What may be considered to be a defect in the title with a residential lease one day may not be a serious issue in a few years’ time. The same logic applies in reverse; what may not be considered to be a particular legal problem now may nevertheless be a significant issue in years to come and could have a major impact in terms of your ability to sell the property in the future.
An absentee freeholder may not be of concern to you on a day to day basis; you may indeed regard this as a blessing on the basis that you are not paying ground rent and do not have a landlord enforcing works to the building. You may have considered getting around the fact that the landlord does not arrange insurance by arranging insurance yourself (although that is not without legal and technical issues). When works are necessary to the building the chances are that you can negotiate with any other flat owners what works should be done and how the costs are to be split.
This does not mean to say that there cannot be practical issues in not having a landlord (such as enforcing the provisions of the other leases for properties in the building); in the vast majority of cases, it does not present a practical problem until you come to try and sell the property.

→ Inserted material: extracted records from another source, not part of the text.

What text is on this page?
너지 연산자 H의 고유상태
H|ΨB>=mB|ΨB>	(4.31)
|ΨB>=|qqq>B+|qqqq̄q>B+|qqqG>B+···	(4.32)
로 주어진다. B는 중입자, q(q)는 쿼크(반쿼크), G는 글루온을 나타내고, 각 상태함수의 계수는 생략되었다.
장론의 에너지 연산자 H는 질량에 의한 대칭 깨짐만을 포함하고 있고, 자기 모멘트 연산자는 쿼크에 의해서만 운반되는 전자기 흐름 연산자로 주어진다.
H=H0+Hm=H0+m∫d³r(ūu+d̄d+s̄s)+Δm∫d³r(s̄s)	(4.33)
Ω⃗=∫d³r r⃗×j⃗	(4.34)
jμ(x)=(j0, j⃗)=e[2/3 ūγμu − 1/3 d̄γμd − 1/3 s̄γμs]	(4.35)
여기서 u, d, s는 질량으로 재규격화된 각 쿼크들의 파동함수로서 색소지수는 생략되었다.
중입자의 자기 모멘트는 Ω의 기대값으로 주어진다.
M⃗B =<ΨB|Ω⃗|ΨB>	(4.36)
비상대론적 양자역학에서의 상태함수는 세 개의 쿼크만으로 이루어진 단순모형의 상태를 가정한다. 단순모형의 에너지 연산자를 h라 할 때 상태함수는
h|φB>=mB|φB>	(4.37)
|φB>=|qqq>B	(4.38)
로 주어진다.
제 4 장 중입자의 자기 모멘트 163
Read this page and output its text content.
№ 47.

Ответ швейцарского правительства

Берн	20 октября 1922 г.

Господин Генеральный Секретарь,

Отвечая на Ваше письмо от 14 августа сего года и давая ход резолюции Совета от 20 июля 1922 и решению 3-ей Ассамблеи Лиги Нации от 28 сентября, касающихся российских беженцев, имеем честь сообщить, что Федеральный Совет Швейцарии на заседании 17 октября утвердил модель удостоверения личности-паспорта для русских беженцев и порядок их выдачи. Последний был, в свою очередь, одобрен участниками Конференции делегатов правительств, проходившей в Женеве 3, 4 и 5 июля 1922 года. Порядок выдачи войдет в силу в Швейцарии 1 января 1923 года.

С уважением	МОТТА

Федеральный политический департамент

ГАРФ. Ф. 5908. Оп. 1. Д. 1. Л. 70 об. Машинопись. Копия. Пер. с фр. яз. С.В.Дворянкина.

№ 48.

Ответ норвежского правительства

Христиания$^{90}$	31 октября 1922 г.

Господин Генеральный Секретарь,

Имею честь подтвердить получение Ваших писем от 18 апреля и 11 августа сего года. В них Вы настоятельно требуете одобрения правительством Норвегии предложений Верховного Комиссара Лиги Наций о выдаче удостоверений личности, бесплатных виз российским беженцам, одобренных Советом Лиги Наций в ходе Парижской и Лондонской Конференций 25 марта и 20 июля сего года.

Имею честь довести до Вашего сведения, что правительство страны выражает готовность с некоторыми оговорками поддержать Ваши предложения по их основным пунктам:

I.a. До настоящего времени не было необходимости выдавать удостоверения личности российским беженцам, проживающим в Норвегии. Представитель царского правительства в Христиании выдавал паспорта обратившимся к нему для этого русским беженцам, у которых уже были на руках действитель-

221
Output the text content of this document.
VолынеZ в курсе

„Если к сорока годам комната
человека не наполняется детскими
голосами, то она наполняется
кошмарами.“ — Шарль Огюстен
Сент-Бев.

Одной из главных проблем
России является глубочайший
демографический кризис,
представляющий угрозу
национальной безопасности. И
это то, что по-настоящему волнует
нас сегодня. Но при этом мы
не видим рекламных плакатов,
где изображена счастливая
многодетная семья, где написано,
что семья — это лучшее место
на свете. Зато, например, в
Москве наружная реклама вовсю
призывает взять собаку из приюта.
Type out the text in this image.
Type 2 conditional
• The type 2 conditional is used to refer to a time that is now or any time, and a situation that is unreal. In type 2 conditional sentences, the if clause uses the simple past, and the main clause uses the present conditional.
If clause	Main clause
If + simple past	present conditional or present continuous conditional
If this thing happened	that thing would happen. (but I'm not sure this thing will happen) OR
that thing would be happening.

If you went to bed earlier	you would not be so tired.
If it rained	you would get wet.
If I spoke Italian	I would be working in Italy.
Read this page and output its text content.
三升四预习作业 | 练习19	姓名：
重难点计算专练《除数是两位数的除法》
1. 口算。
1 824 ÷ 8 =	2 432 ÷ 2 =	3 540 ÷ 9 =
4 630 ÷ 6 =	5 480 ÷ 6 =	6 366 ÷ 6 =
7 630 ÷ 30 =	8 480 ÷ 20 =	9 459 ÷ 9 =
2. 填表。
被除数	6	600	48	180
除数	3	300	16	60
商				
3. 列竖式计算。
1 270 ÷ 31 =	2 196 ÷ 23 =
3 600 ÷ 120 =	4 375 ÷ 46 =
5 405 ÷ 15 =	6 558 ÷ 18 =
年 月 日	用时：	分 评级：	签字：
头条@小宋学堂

Obviously, if there was an absentee landlord and there was a particularly short lease then the fact that there is a missing freeholder dramatically heightens the problem of a short lease and in those circumstances the purchaser’s Conveyancing Solicitor and the buyer will have obvious concerns, but provided that the lease had more than 70 years remaining and in the majority of cases, the parties would proceed (in most cases with taking out indemnity insurance).
Over the last 10 years during an extremely buoyant property market, the legal concern of an absentee landlord has been like a crack in the wall that has simply been papered over. It has largely been ignored by vendors, buyers and purchasers’ Conveyancing Solicitors alike who on the whole accept absentee landlord indemnity insurance as a solution to the problem. This was partly due to the fact that sellers would be in such a strong position that they could pretty much dictate a “take it or leave it” approach to a buyer. A seller would essentially tell the agent and the buyer that if this buyer does not buy the property there is another buyer around the corner who will purchase the property. From a buyer’s perspective, a missing landlord, as mentioned above, does not really concern them from a practical perspective.
Lenders’ attitudes are changing however and an increased number of lenders have changed their requirements on the minimum lease term before they are prepared to lend. They have also changed their attitude towards indemnity insurance, specifically on absentee landlords. A number of lenders have stated that, whereas they would have lent on an absentee freeholder in the past, they will no longer do so. A similar tightening of requirements has also applied to flying freeholds and creeping freeholds.
Sellers with an absentee freeholder or missing landlord, or any unique property (and most properties do have a unique defect or issue) require the most experienced Conveyancing Solicitor to help finesse a Conveyancing transaction through to completion by dealing with any potential issues and concerns at an early stage.